Guo Jian, Song Chenfei, Li Xiaoying, Yu Bingjun, Dong Hanshan, Qian Linmao, Zhou Zhongrong
Tribology Research Institute, National Traction Power Laboratory, Southwest Jiaotong University, Chengdu, Sichuan Province, 610031, People's Republic of China.
Nanoscale Res Lett. 2012 Feb 23;7(1):152. doi: 10.1186/1556-276X-7-152.
As a maskless nanofabrication technique, friction-induced selective etching can easily produce nanopatterns on a Si(100) surface. Experimental results indicated that the height of the nanopatterns increased with the KOH etching time, while their width increased with the scratching load. It has also found that a contact pressure of 6.3 GPa is enough to fabricate a mask layer on the Si(100) surface. To understand the mechanism involved, the cross-sectional microstructure of a scratched area was examined, and the mask ability of the tip-disturbed silicon layer was studied. Transmission electron microscope observation and scanning Auger nanoprobe analysis suggested that the scratched area was covered by a thin superficial oxidation layer followed by a thick distorted (amorphous and deformed) layer in the subsurface. After the surface oxidation layer was removed by HF etching, the residual amorphous and deformed silicon layer on the scratched area can still serve as an etching mask in KOH solution. The results may help to develop a low-destructive, low-cost, and flexible nanofabrication technique suitable for machining of micro-mold and prototype fabrication in micro-systems.

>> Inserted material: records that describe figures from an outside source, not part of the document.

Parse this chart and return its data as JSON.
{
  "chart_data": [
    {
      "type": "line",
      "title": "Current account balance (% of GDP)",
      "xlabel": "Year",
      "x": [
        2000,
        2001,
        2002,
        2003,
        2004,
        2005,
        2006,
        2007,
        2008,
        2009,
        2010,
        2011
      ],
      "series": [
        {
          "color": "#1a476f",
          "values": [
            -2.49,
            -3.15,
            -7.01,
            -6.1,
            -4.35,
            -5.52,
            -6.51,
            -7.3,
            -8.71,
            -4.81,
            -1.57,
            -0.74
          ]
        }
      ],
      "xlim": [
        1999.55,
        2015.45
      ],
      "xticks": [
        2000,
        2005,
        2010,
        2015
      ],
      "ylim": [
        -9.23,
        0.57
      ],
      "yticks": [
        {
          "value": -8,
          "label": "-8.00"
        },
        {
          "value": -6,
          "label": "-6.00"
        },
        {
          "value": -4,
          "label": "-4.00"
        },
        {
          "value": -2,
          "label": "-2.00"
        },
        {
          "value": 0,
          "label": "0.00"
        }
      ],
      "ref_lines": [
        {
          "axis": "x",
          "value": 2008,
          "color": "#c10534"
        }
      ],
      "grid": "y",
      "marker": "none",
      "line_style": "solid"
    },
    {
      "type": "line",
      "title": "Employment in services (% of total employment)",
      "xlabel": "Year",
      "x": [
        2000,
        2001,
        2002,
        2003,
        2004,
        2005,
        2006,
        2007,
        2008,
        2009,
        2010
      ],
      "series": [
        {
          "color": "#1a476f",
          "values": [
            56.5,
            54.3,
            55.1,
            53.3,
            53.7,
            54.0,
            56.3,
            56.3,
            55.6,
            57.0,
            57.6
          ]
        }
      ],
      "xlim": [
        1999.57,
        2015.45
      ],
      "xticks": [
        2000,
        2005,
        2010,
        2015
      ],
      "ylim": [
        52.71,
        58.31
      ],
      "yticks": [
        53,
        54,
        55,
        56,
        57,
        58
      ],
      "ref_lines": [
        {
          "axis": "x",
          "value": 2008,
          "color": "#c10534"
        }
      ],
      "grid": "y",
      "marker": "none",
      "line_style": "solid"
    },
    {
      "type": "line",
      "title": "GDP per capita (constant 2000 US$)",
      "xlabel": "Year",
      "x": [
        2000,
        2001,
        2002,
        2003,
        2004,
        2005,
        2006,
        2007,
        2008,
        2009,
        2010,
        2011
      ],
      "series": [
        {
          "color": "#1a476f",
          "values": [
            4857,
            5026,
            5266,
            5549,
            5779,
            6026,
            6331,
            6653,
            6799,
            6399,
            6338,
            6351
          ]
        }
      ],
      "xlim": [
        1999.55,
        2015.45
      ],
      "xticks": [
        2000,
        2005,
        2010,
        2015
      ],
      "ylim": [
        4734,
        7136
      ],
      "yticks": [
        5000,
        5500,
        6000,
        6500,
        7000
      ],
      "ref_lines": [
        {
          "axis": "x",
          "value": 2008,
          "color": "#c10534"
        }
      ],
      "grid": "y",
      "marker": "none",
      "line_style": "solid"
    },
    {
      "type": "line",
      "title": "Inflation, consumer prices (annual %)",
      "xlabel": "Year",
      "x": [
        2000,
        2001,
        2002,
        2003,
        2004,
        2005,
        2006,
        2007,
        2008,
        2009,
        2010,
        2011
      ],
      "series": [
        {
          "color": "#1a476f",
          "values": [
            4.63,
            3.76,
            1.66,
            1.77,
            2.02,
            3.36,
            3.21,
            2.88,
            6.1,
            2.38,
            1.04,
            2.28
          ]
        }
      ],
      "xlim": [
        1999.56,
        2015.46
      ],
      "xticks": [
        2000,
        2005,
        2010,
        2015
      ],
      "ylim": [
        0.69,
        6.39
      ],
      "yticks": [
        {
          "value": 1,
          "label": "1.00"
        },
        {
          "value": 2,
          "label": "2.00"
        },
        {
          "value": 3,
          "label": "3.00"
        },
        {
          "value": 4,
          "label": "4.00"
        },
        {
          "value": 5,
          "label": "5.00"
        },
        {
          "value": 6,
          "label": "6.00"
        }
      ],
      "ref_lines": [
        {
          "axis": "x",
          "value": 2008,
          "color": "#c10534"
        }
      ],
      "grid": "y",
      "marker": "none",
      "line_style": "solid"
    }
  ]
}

作为一种无掩膜纳米制造技术,摩擦诱导选择性蚀刻能够轻松地在Si(100)表面产生纳米图案。实验结果表明,纳米图案的高度随KOH蚀刻时间增加,而其宽度随划痕载荷增加。还发现6.3 GPa的接触压力足以在Si(100)表面制造掩膜层。为了解其中涉及的机制,对划痕区域的横截面微观结构进行了检查,并研究了尖端扰动硅层的掩膜能力。透射电子显微镜观察和扫描俄歇纳米探针分析表明,划痕区域被一层薄的表面氧化层覆盖,随后在次表面有一层厚的畸变(非晶态和变形)层。在用HF蚀刻去除表面氧化层后,划痕区域上残留的非晶态和变形硅层在KOH溶液中仍可作为蚀刻掩膜。这些结果可能有助于开发一种低损伤、低成本且灵活的纳米制造技术,适用于微系统中的微模具加工和原型制造。